Extreme events fuelled by climate change are becoming a massive threat to infrastructure, including power grids.
The Texas deep freeze in February 2021, considered a rare phenomenon in the state where Texans are used to the mild winters, has led to a major power crisis.
State officials initially blamed the outage on failing renewable energy. Still, data showed that the state’s failure to winterize power sources like wind turbines and natural gas infrastructure has caused the grid to fail.
The cost of damages of power outages to homes and businesses, foregone economic activity, contaminated water supplies, and the loss of at least 111 lives are estimated to be between $80 billion–$130 billion in direct and indirect financial loss.
Energy and policy experts blamed the crisis on the legislators, and state agencies, who they say did not heed the warnings of previous storms or the warmings of climate scientists of more extreme events but have prioritized the free market.
Instead of preparing the grid for the harsh weather – requiring equipment upgrades to withstand extreme winter temperatures better, they left it to the power companies to do so, and many of them have opted against the costly upgrades.
Texas power grid failure exemplified the vulnerability of infrastructure to extreme weather when there is a lack of preparation to climate-proof them. What happened in Texas could also occur in other countries.
The article, ‘The energy tragedy was avoidable,’ lists the government decision deemed “short-sighted” about their energy infrastructure, making them vulnerable to climate change effects and other disasters.
- Germany steadily increased its reliance on Russian gas while reducing alternative energy sources such as nuclear power — even after Russia invaded Ukraine in 2014.

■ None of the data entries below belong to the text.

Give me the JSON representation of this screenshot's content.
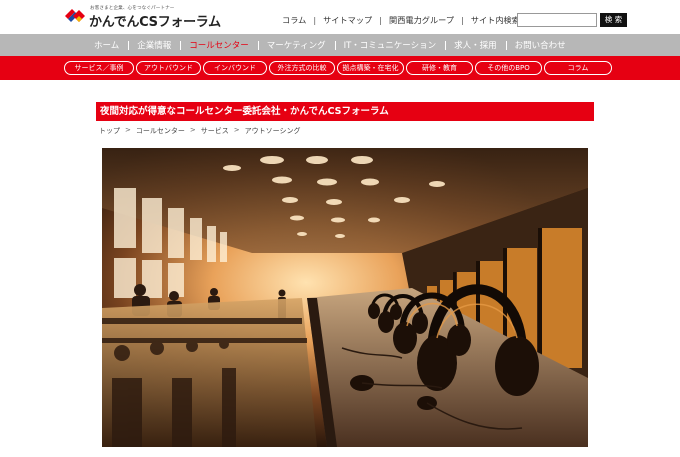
{
  "logo": {
    "tagline": "お客さまと企業、心をつなぐパートナー",
    "name": "かんでんCSフォーラム",
    "colors": {
      "red": "#e60012",
      "blue": "#1d4aa3",
      "yellow": "#f2b705"
    }
  },
  "utility_nav": {
    "items": [
      "コラム",
      "サイトマップ",
      "関西電力グループ",
      "サイト内検索"
    ],
    "search": {
      "value": "",
      "placeholder": "",
      "button_label": "検 索"
    }
  },
  "main_nav": {
    "items": [
      "ホーム",
      "企業情報",
      "コールセンター",
      "マーケティング",
      "IT・コミュニケーション",
      "求人・採用",
      "お問い合わせ"
    ],
    "active": "コールセンター"
  },
  "sub_nav": {
    "items": [
      "サービス／事例",
      "アウトバウンド",
      "インバウンド",
      "外注方式の比較",
      "拠点構築・在宅化",
      "研修・教育",
      "その他のBPO",
      "コラム"
    ]
  },
  "page": {
    "heading": "夜間対応が得意なコールセンター委託会社・かんでんCSフォーラム",
    "breadcrumb": [
      "トップ",
      "コールセンター",
      "サービス",
      "アウトソーシング"
    ],
    "hero_image": "call-center-headset-photo"
  },
  "colors": {
    "brand_red": "#e60012",
    "nav_grey": "#b7b7b7"
  }
}
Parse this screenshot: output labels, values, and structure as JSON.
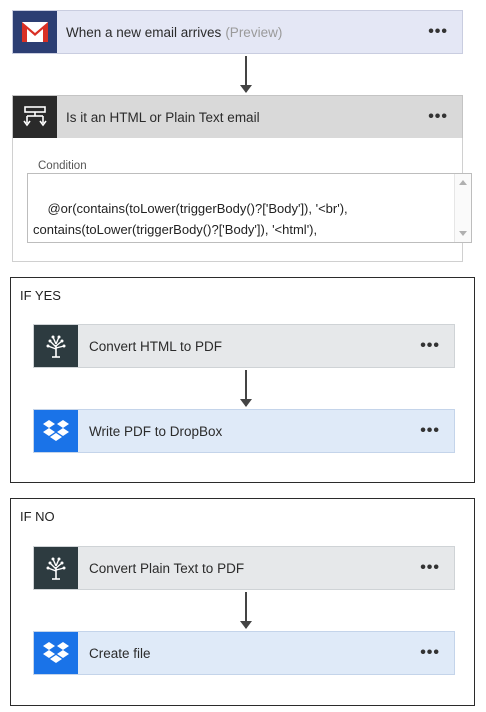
{
  "trigger": {
    "title": "When a new email arrives",
    "hint": "(Preview)",
    "menu": "•••",
    "icon": "gmail-icon",
    "color": "#e8eaf6"
  },
  "condition": {
    "title": "Is it an HTML or Plain Text email",
    "menu": "•••",
    "icon": "condition-icon",
    "field_label": "Condition",
    "expression": "@or(contains(toLower(triggerBody()?['Body']), '<br'),\ncontains(toLower(triggerBody()?['Body']), '<html'),\ncontains(toLower(triggerBody()?['Body']), '<p') )"
  },
  "if_yes": {
    "title": "IF YES",
    "actions": [
      {
        "label": "Convert HTML to PDF",
        "menu": "•••",
        "icon": "pdf-converter-icon"
      },
      {
        "label": "Write PDF to DropBox",
        "menu": "•••",
        "icon": "dropbox-icon"
      }
    ]
  },
  "if_no": {
    "title": "IF NO",
    "actions": [
      {
        "label": "Convert Plain Text to PDF",
        "menu": "•••",
        "icon": "pdf-converter-icon"
      },
      {
        "label": "Create file",
        "menu": "•••",
        "icon": "dropbox-icon"
      }
    ]
  },
  "colors": {
    "gmail_bg": "#2c3e73",
    "condition_bg": "#2a2a2a",
    "converter_bg": "#2d3b40",
    "dropbox_bg": "#1a73e8"
  }
}
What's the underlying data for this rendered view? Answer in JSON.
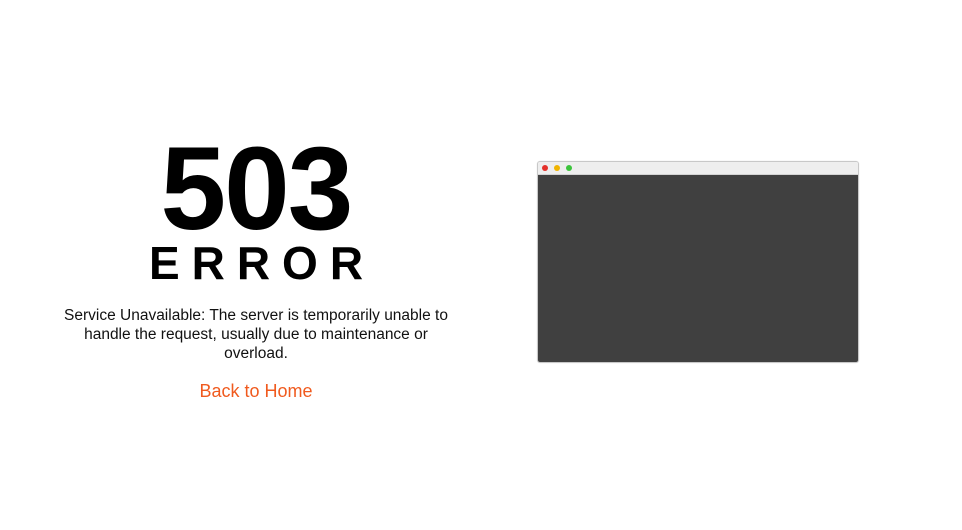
{
  "error": {
    "code": "503",
    "word": "ERROR",
    "message": "Service Unavailable: The server is temporarily unable to handle the request, usually due to maintenance or overload.",
    "link_label": "Back to Home"
  },
  "colors": {
    "link": "#f05a1e",
    "close_dot": "#e4302a",
    "minimize_dot": "#f0b400",
    "maximize_dot": "#3cc43c",
    "screen": "#404040"
  }
}
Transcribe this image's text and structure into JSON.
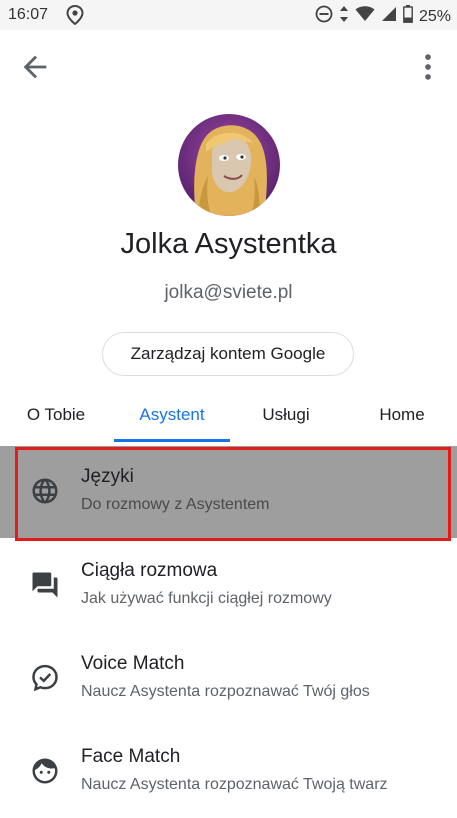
{
  "status_bar": {
    "time": "16:07",
    "battery": "25%"
  },
  "profile": {
    "name": "Jolka Asystentka",
    "email": "jolka@sviete.pl",
    "manage_button": "Zarządzaj kontem Google"
  },
  "tabs": [
    {
      "label": "O Tobie"
    },
    {
      "label": "Asystent"
    },
    {
      "label": "Usługi"
    },
    {
      "label": "Home"
    }
  ],
  "active_tab": "Asystent",
  "settings": [
    {
      "title": "Języki",
      "subtitle": "Do rozmowy z Asystentem",
      "icon": "globe-icon",
      "highlighted": true
    },
    {
      "title": "Ciągła rozmowa",
      "subtitle": "Jak używać funkcji ciągłej rozmowy",
      "icon": "chat-icon"
    },
    {
      "title": "Voice Match",
      "subtitle": "Naucz Asystenta rozpoznawać Twój głos",
      "icon": "voice-match-icon"
    },
    {
      "title": "Face Match",
      "subtitle": "Naucz Asystenta rozpoznawać Twoją twarz",
      "icon": "face-icon"
    }
  ],
  "colors": {
    "accent": "#1a73e8",
    "highlight_border": "#e41b1b",
    "highlight_bg": "#9e9e9e"
  }
}
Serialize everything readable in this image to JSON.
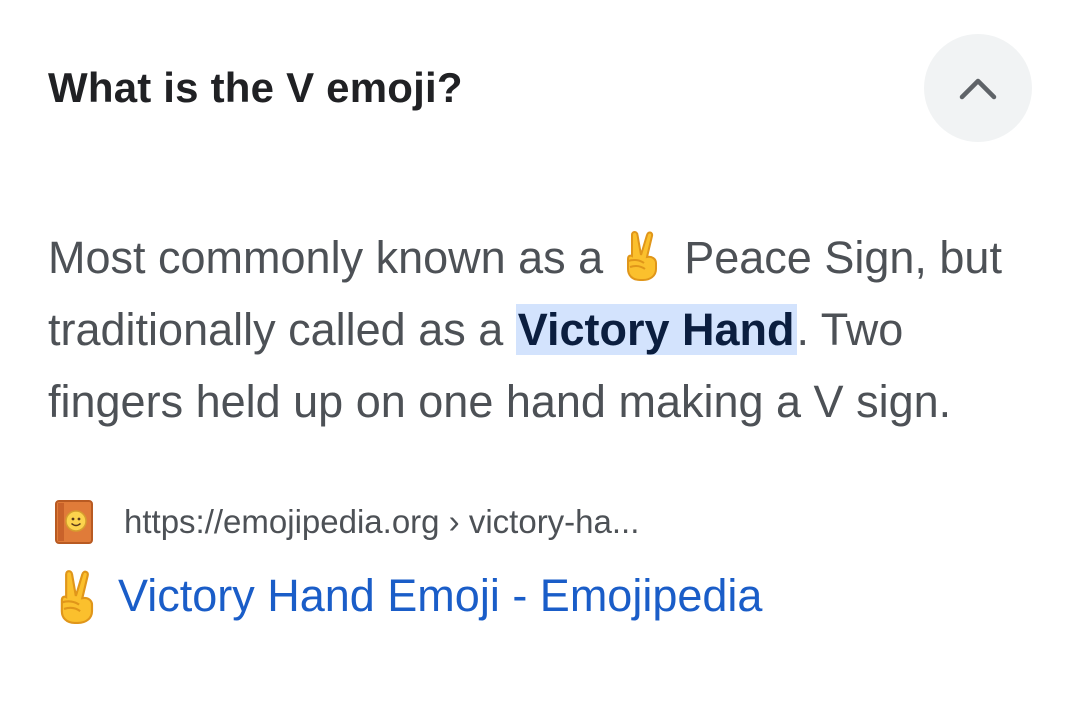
{
  "question": "What is the V emoji?",
  "collapse_icon": "chevron-up-icon",
  "answer": {
    "part1": "Most commonly known as a ",
    "emoji_icon": "victory-hand-emoji-icon",
    "part2": " Peace Sign, but traditionally called as a ",
    "highlight": "Victory Hand",
    "part3": ". Two fingers held up on one hand making a V sign."
  },
  "source": {
    "favicon": "emojipedia-favicon-icon",
    "url": "https://emojipedia.org › victory-ha..."
  },
  "result": {
    "emoji_icon": "victory-hand-emoji-icon",
    "title": "Victory Hand Emoji - Emojipedia"
  },
  "colors": {
    "highlight_bg": "#d3e3fd",
    "link": "#1a5dc8",
    "body_text": "#4d5156",
    "heading": "#202124"
  }
}
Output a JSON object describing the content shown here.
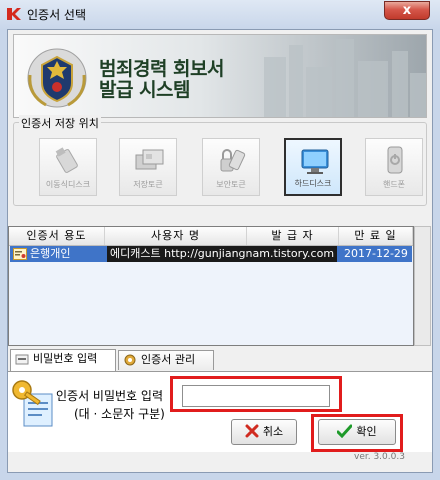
{
  "window": {
    "title": "인증서 선택",
    "close_label": "x"
  },
  "banner": {
    "line1": "범죄경력 회보서",
    "line2": "발급 시스템",
    "emblem_text": "KOREAN NATIONAL POLICE AGENCY"
  },
  "storage": {
    "group_label": "인증서 저장 위치",
    "devices": [
      {
        "label": "이동식디스크",
        "icon": "usb-drive-icon",
        "selected": false
      },
      {
        "label": "저장토큰",
        "icon": "token-card-icon",
        "selected": false
      },
      {
        "label": "보안토큰",
        "icon": "security-token-icon",
        "selected": false
      },
      {
        "label": "하드디스크",
        "icon": "monitor-icon",
        "selected": true
      },
      {
        "label": "핸드폰",
        "icon": "phone-icon",
        "selected": false
      }
    ]
  },
  "cert_table": {
    "columns": [
      "인증서 용도",
      "사용자 명",
      "발 급 자",
      "만 료 일"
    ],
    "rows": [
      {
        "usage": "은행개인",
        "user": "",
        "issuer": "",
        "expiry": "2017-12-29",
        "selected": true
      }
    ],
    "overlay_text": "에디캐스트 http://gunjiangnam.tistory.com"
  },
  "tabs": [
    {
      "label": "비밀번호 입력",
      "icon": "password-tab-icon",
      "active": true
    },
    {
      "label": "인증서 관리",
      "icon": "cert-manage-tab-icon",
      "active": false
    }
  ],
  "password": {
    "label": "인증서 비밀번호 입력",
    "note": "(대 · 소문자 구분)",
    "value": "",
    "placeholder": ""
  },
  "buttons": {
    "cancel": "취소",
    "ok": "확인"
  },
  "version": "ver. 3.0.0.3",
  "colors": {
    "highlight_red": "#e11c1c",
    "selection_blue": "#3f74c8",
    "close_red": "#c03a2c"
  }
}
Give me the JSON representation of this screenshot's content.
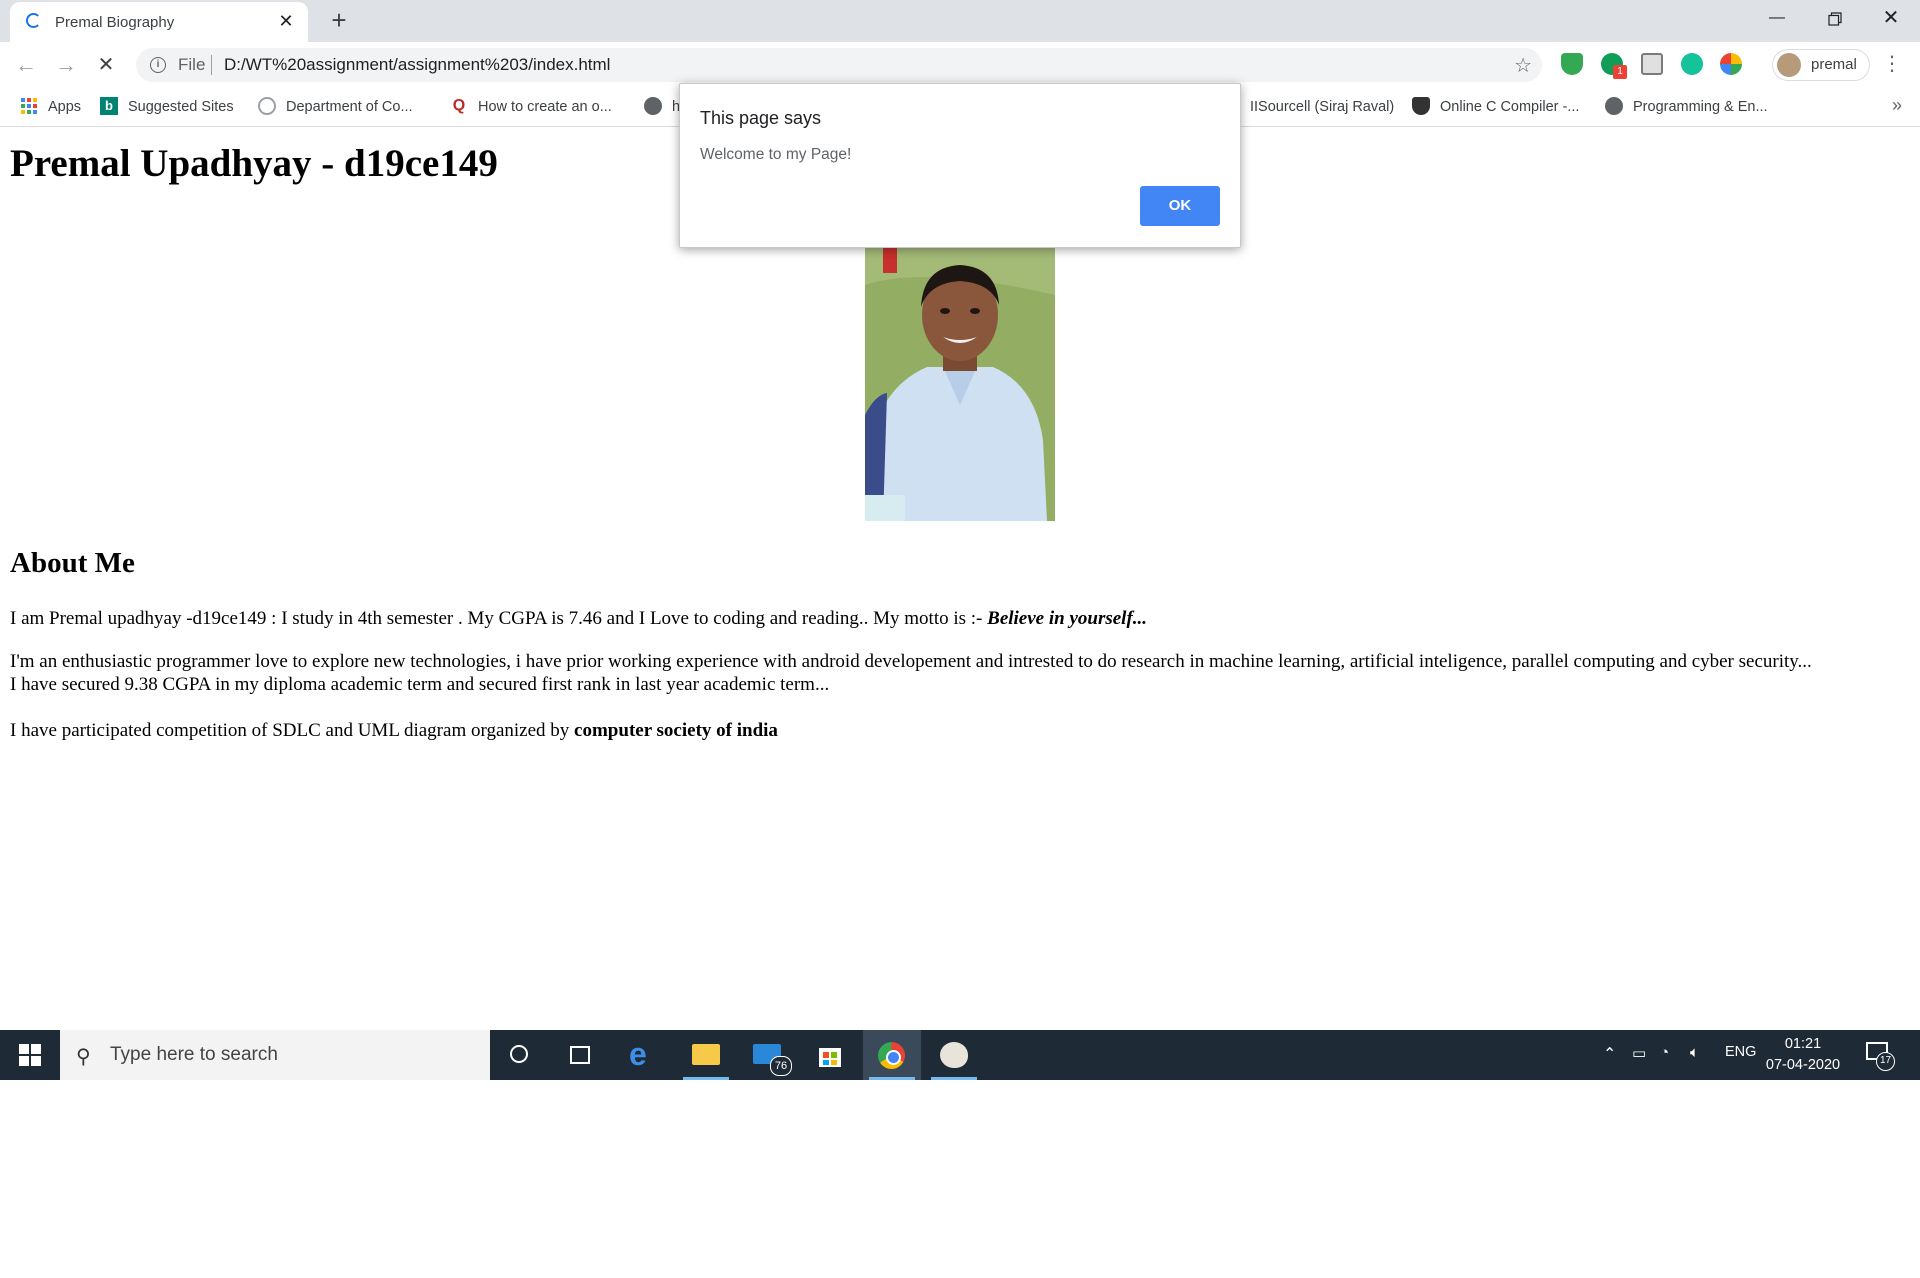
{
  "browser": {
    "tab_title": "Premal Biography",
    "url_scheme": "File",
    "url": "D:/WT%20assignment/assignment%203/index.html",
    "profile_name": "premal"
  },
  "bookmarks": [
    {
      "label": "Apps",
      "icon": "apps-grid-icon"
    },
    {
      "label": "Suggested Sites",
      "icon": "bing-icon"
    },
    {
      "label": "Department of Co...",
      "icon": "globe-icon"
    },
    {
      "label": "How to create an o...",
      "icon": "quora-icon"
    },
    {
      "label": "h",
      "icon": "globe-icon"
    },
    {
      "label": "IISourcell (Siraj Raval)",
      "icon": "youtube-icon"
    },
    {
      "label": "Online C Compiler -...",
      "icon": "compiler-icon"
    },
    {
      "label": "Programming & En...",
      "icon": "globe-icon"
    }
  ],
  "page": {
    "heading": "Premal Upadhyay - d19ce149",
    "about_heading": "About Me",
    "para1_text": "I am Premal upadhyay -d19ce149 : I study in 4th semester . My CGPA is 7.46 and I Love to coding and reading.. My motto is :- ",
    "para1_motto": "Believe in yourself...",
    "para2_line1": "I'm an enthusiastic programmer love to explore new technologies, i have prior working experience with android developement and intrested to do research in machine learning, artificial inteligence, parallel computing and cyber security...",
    "para2_line2": "I have secured 9.38 CGPA in my diploma academic term and secured first rank in last year academic term...",
    "para3_text": "I have participated competition of SDLC and UML diagram organized by ",
    "para3_bold": "computer society of india"
  },
  "dialog": {
    "title": "This page says",
    "message": "Welcome to my Page!",
    "ok_label": "OK"
  },
  "taskbar": {
    "search_placeholder": "Type here to search",
    "mail_badge": "76",
    "language": "ENG",
    "time": "01:21",
    "date": "07-04-2020",
    "notification_count": "17"
  },
  "extensions": {
    "badge": "1"
  }
}
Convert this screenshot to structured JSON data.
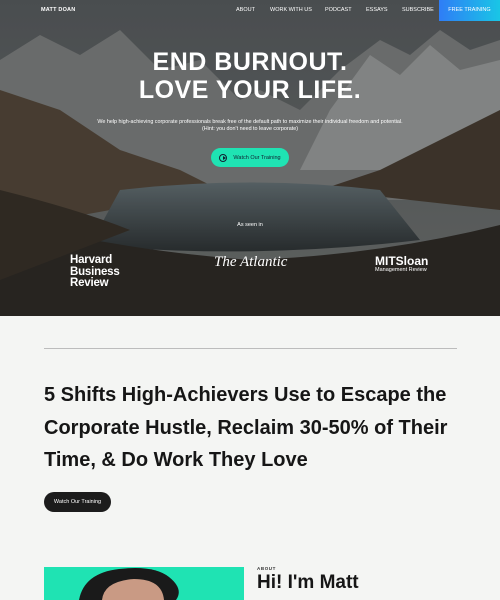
{
  "nav": {
    "brand": "MATT DOAN",
    "links": [
      "ABOUT",
      "WORK WITH US",
      "PODCAST",
      "ESSAYS",
      "SUBSCRIBE"
    ],
    "cta": "FREE TRAINING",
    "cta_colors": [
      "#2f7df6",
      "#19c6e6"
    ]
  },
  "hero": {
    "headline_line1": "END BURNOUT.",
    "headline_line2": "LOVE YOUR LIFE.",
    "sub_line1": "We help high-achieving corporate professionals break free of the default path to maximize their individual freedom and potential.",
    "sub_line2": "(Hint: you don't need to leave corporate)",
    "watch_label": "Watch Our Training",
    "accent": "#1fe3b3",
    "seen_label": "As seen in",
    "logos": {
      "hbr": [
        "Harvard",
        "Business",
        "Review"
      ],
      "atlantic": "The Atlantic",
      "mit_main": "MITSloan",
      "mit_sub": "Management Review"
    }
  },
  "section": {
    "title": "5 Shifts High-Achievers Use to Escape the Corporate Hustle, Reclaim 30-50% of Their Time, & Do Work They Love",
    "watch_label": "Watch Our Training"
  },
  "about": {
    "label": "ABOUT",
    "title": "Hi! I'm Matt"
  }
}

- Britain closed its last central gas storage facility in 2017, leaving it no cushion against the volatile prices caused by Germany’s decisions.
- Texas built a market-based system that gave private operators no incentive to build resilience to rare events like the winter storms of 2021.
- California’s grid is overburdened by the kind of heat wave that will only become more common. It was saved from blackouts only by a desperate emergency text alert.
- China invested massively in hydropower without diversifying sufficiently into alternative energy sources that wouldn’t dry up in the event of a drought.
- India needed $1.5 trillion of energy investment between 2015 and 2040, per an International Energy Agency report in 2014; eight years later, it has yet to get started on that kind of expansion.
The article notes that the world needs to wean the power grid from fossil fuel sources and invest more in renewables as the earth heats up.
The cost of upgrading the U.S. power grid is estimated at $2.4 trillion by 2050, according to an estimate from a Princeton report.
The global cost of reaching a net-zero economy by 2050 is around $5 trillion per year between today and 2030.
But boosting renewable energy is not necessarily easy to do and prone to opposition from individuals who dislike high voltage powerlines in their backyard or windmills destroying their views, so politicians hesitate to push these changes.
The article claimed that investing in renewables a decade ago was cheap; governments should have taken advantage of that and could have prevented today’s energy crisis.